A spokesman for the school said: "Everyone is playing their part in this exciting and worthwhile project.

"The children and staff are working really hard and everyone is impressed with how it is taking off.

"It won't be long before you will really start to see things taking shape."

The work builds on the school's reputation for environmental excellence.

The school already boasts Eco-Schools platinum award status and its pupils represented Wales at the World Wildlife Fund (WWF) summit where they discussed green issues with Prince Charles.

Among ongoing efforts at the school are drives to increase recycling, reduce litter and waste, save energy and water, and become better global citizens.

Councillor Sybil Crouch, Swansea Council's Cabinet Member for Sustainability, has visited the school to discover the success story for herself.

She said: "What the pupils and staff of Brynhyfryd Junior School have achieved is fantastic. Pupils are taught the importance of being sustainable from a very young age and their commitment and enthusiasm set an example to people across Swansea and beyond.

"The emphasis on world learning at the school also means the pupils will be well-equipped in future to be global citizens.
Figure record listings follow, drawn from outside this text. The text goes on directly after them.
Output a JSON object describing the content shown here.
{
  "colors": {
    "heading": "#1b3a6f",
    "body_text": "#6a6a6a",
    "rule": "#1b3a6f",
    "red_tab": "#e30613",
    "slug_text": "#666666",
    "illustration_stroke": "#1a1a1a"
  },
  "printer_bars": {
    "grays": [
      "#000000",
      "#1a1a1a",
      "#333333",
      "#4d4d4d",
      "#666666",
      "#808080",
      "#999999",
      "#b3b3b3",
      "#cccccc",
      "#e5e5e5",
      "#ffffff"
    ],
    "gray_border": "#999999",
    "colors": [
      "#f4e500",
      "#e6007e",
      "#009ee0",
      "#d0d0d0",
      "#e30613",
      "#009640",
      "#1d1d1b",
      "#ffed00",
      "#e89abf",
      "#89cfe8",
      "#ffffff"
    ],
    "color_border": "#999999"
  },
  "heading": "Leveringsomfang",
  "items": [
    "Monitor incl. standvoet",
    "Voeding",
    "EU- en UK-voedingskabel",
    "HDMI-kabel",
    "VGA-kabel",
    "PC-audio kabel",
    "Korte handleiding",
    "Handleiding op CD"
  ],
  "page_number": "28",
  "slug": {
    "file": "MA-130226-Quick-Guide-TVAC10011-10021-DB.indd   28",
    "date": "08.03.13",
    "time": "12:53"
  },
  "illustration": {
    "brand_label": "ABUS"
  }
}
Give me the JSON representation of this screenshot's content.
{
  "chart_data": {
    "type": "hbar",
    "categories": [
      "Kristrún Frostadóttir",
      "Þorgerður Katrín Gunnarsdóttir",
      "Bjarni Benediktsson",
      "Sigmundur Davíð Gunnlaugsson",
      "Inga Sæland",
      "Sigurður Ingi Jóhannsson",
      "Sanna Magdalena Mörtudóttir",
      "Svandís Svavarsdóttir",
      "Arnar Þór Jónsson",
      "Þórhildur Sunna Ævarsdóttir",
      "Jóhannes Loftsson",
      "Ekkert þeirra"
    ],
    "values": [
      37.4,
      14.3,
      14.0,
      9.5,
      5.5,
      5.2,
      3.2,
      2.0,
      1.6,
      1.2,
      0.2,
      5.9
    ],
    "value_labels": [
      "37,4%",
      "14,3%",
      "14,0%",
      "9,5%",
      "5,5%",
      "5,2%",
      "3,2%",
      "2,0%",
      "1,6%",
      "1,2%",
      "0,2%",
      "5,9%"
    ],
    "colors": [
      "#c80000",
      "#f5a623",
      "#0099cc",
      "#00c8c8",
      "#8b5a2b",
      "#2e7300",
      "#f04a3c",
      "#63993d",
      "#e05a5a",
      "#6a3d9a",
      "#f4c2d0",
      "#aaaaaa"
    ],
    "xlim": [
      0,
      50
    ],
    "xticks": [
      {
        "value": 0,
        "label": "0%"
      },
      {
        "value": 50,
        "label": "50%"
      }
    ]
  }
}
This is especially important as the world becomes an ever-smaller place because of vast improvements in transport and communications.

"Their efforts to transform what was an area of derelict land into a green space will have benefits for both the school and the wider community."

It is not the only project being undertaken by the school.

Money that the pupils helped raise for their contemporaries in Kenya is being used to build toilets at a school in the Kisumu region of the country.

Pupils will also soon be starting to raise money for a well in the same area.